Le système de santé, au centre de grandes transformations

Est-ce que le système de santé peut s’adapter aux nouveaux besoins de la population qui est vieillissante ? Comment favoriser un virage vers la prévention ? Quels sont les effets des nouvelles technologies sur l’efficacité du système de santé ?

Qui n’a pas entendu parler, au cours des dernières décennies, de la réforme ou de la modernisation de notre système de santé ! Au Québec, comme ailleurs au Canada et dans d’autres pays, le système de santé subit de fortes pressions. L’engorgement des urgences et les longues listes d’attente en chirurgie sont révélateurs des difficultés du système de santé à répondre efficacement aux besoins des personnes malades. Et cela dans un contexte de ressources financières limitées et de coûts qui explosent.

Ces coûts résultent en bonne partie des avancées technologiques qui permettent maintenant de traiter des problèmes avec lesquels on devait se résigner à vivre autrefois. Que l’on pense seulement aux nouveaux médicaments, au traitement des cataractes ou au rétablissement de la mobilité grâce aux prothèses. De même, les technologies de l’information et des télécommunications peuvent améliorer grandement la productivité et l’efficacité du système de santé. Ainsi, par exemple, des projets de télésanté peuvent favoriser le maintien à domicile de personnes qui, autrement, n’auraient d’autres choix que d’être hospitalisées. On oublie cependant que ces technologies ont un prix.

Le vieillissement de la population nécessite lui aussi un changement dans les façons de faire. Actuellement, près de 14 % de la population québécoise a plus de 65 ans tandis qu’en 2030, c’est le quart des Québécois qui auront atteint 65 ans ou plus. Ce vieillissement accéléré, couplé aux avancées technologiques majeures, font en sorte que les dépenses en santé auront déjà doublé d’ici une douzaine d’années, atteignant 40 milliards de dollars. Un scénario catastrophe qui pourrait semble-t-il être évité si on faisait un virage vers la prévention et les soins à domicile. Des chercheurs ont récemment démontré tout le potentiel de ces nouvelles approches.

Désormais, les maladies chroniques ont remplacé les maladies infectieuses et les problèmes aigus comme première menace à la santé. Un système centré sur l’hôpital n’est pas en mesure de répondre adéquatement à ce type de problèmes. Mais le fait d’adapter ce système pour faire face à de nouveaux besoins demande du temps et des changements majeurs. Par ailleurs, les maladies chroniques ne sont pas inévitables, à condition de se tourner davantage vers la prévention. Ces maladies découlent souvent de notre mode de vie et de nombreux experts s’entendent pour dire que des efforts accrus en prévention pourraient ralentir la hausse des dépenses de santé.

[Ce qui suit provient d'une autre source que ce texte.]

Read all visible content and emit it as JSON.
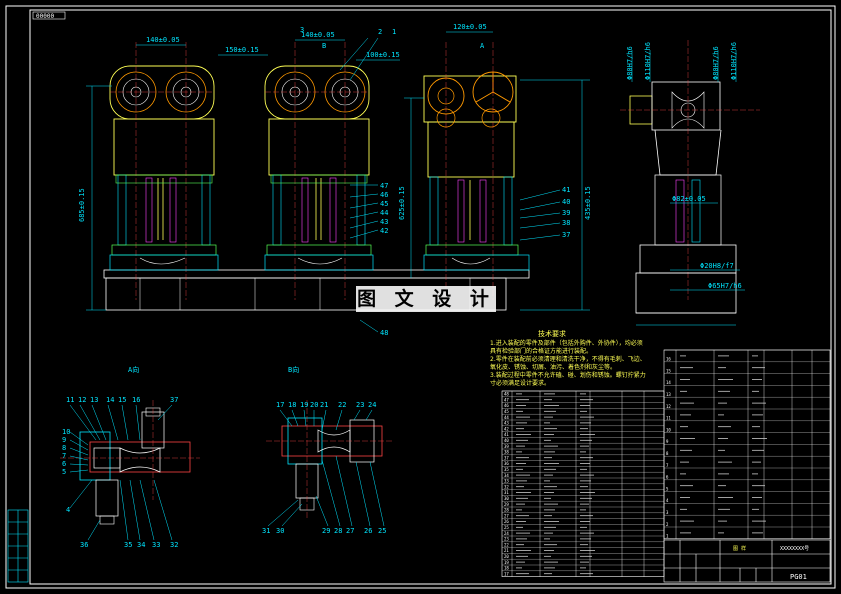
{
  "sheet": {
    "tag": "00000",
    "drawing_no": "PG01",
    "title_block_label": "图 样",
    "company_code": "XXXXXXXX号",
    "watermark": "图 文 设 计"
  },
  "front_view": {
    "dims_top": [
      "140±0.05",
      "150±0.15",
      "140±0.05",
      "100±0.15",
      "120±0.05"
    ],
    "dims_vertical": [
      "685±0.15",
      "625±0.15",
      "435±0.15"
    ],
    "view_markers": [
      "B",
      "A"
    ],
    "part_callouts_top": [
      "2",
      "1",
      "3"
    ],
    "part_callouts_side_mid": [
      "47",
      "46",
      "45",
      "44",
      "43",
      "42"
    ],
    "part_callouts_side_right": [
      "41",
      "40",
      "39",
      "38",
      "37"
    ],
    "part_callout_bottom": "48"
  },
  "side_view": {
    "dim_labels": [
      "Φ80H7/h6",
      "Φ110H7/h6",
      "Φ80H7/h6",
      "Φ110H7/h6",
      "Φ82±0.05",
      "Φ20H8/f7",
      "Φ65H7/h6"
    ]
  },
  "section_a": {
    "title": "A向",
    "callouts_top": [
      "11",
      "12",
      "13",
      "14",
      "15",
      "16",
      "37"
    ],
    "callouts_left": [
      "10",
      "9",
      "8",
      "7",
      "6",
      "5",
      "4"
    ],
    "callouts_bottom": [
      "36",
      "35",
      "34",
      "33",
      "32"
    ]
  },
  "section_b": {
    "title": "B向",
    "callouts_top": [
      "17",
      "18",
      "19",
      "20",
      "21",
      "22",
      "23",
      "24"
    ],
    "callouts_bottom": [
      "31",
      "30",
      "29",
      "28",
      "27",
      "26",
      "25"
    ]
  },
  "tech_req": {
    "title": "技术要求",
    "lines": [
      "1.进入装配的零件及部件（包括外购件、外协件），均必须",
      "具有检验部门的合格证方能进行装配。",
      "2.零件在装配前必须清理和清洗干净，不得有毛刺、飞边、",
      "氧化皮、锈蚀、切屑、油污、着色剂和灰尘等。",
      "3.装配过程中零件不允许磕、碰、划伤和锈蚀。螺钉拧紧力",
      "寸必须满足设计要求。"
    ]
  },
  "bom": {
    "rows_left": [
      "48",
      "47",
      "46",
      "45",
      "44",
      "43",
      "42",
      "41",
      "40",
      "39",
      "38",
      "37",
      "36",
      "35",
      "34",
      "33",
      "32",
      "31",
      "30",
      "29",
      "28",
      "27",
      "26",
      "25",
      "24",
      "23",
      "22",
      "21",
      "20",
      "19",
      "18",
      "17"
    ],
    "rows_right": [
      "16",
      "15",
      "14",
      "13",
      "12",
      "11",
      "10",
      "9",
      "8",
      "7",
      "6",
      "5",
      "4",
      "3",
      "2",
      "1"
    ]
  },
  "colors": {
    "outline": "#ffffff",
    "dimension": "#00e5ff",
    "center": "#ff4444",
    "body": "#ffff55",
    "green": "#55ff55",
    "orange": "#ff9900",
    "magenta": "#ff44ff"
  }
}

Le système de santé doit donc composer, d’un côté, avec une forte demande pour de nouvelles technologies toujours plus coûteuses et, de l’autre, avec des besoins croissants notamment pour les services sociaux, l’hébergement et les soins à domicile. Des choix à faire qui prennent souvent l’allure d’un dilemme !

L’aménagement des soins de santé est confronté à de nouvelles réalités qui recèlent souvent une bonne part d’inconnu. D’où l’importance pour les chercheurs d’améliorer les connaissances scientifiques afin de faciliter l’adaptation du système à ces réalités. Acquérir une bonne connaissance des enjeux éthiques, sociaux, organisationnels et juridiques est essentiel à la mise en place de nouvelles formes d’organisation et façons de faire différentes.



Une réorganisation en plusieurs étapes

La réorganisation du système de santé a été amorcée il y a déjà plusieurs années. Au milieu des années 90, la vague de fusions d’établissements et de fermeture de lits de courte durée a soulevé de vives controverses. Le virage ambulatoire, d’abord lent à démarrer, a par la suite mis l’accent sur les soins des patients en externe, que ce soit pour la chirurgie d’un jour ou pour les soins donnés par les CLSC. Au tournant du XXIe siècle, le souci de passer d’un réseau d’établissements à un réseau de services guidait les efforts de réorganisation afin de rapprocher les soins du milieu de vie du patient.

Au cours des dernières années, la priorité a été mise sur la réorganisation des services de première ligne. La création des groupes de médecine de famille (GMF) est venue renforcer la première ligne comme principale porte d’entrée du système de santé. Mais au Québec, les médecins de famille ne sont pas assez nombreux pour répondre aux besoins. Le quart de la population, et même davantage dans certaines régions, n’a pas accès à un médecin de famille.

Plus récemment, la mise en place de réseaux locaux de services, avec la création des centres de santé et de services sociaux, a marqué un moment déterminant pour l’intégration des services. Cette étape donne une impulsion décisive pour le développement d’un solide réseau intégré de soins et de services au Québec.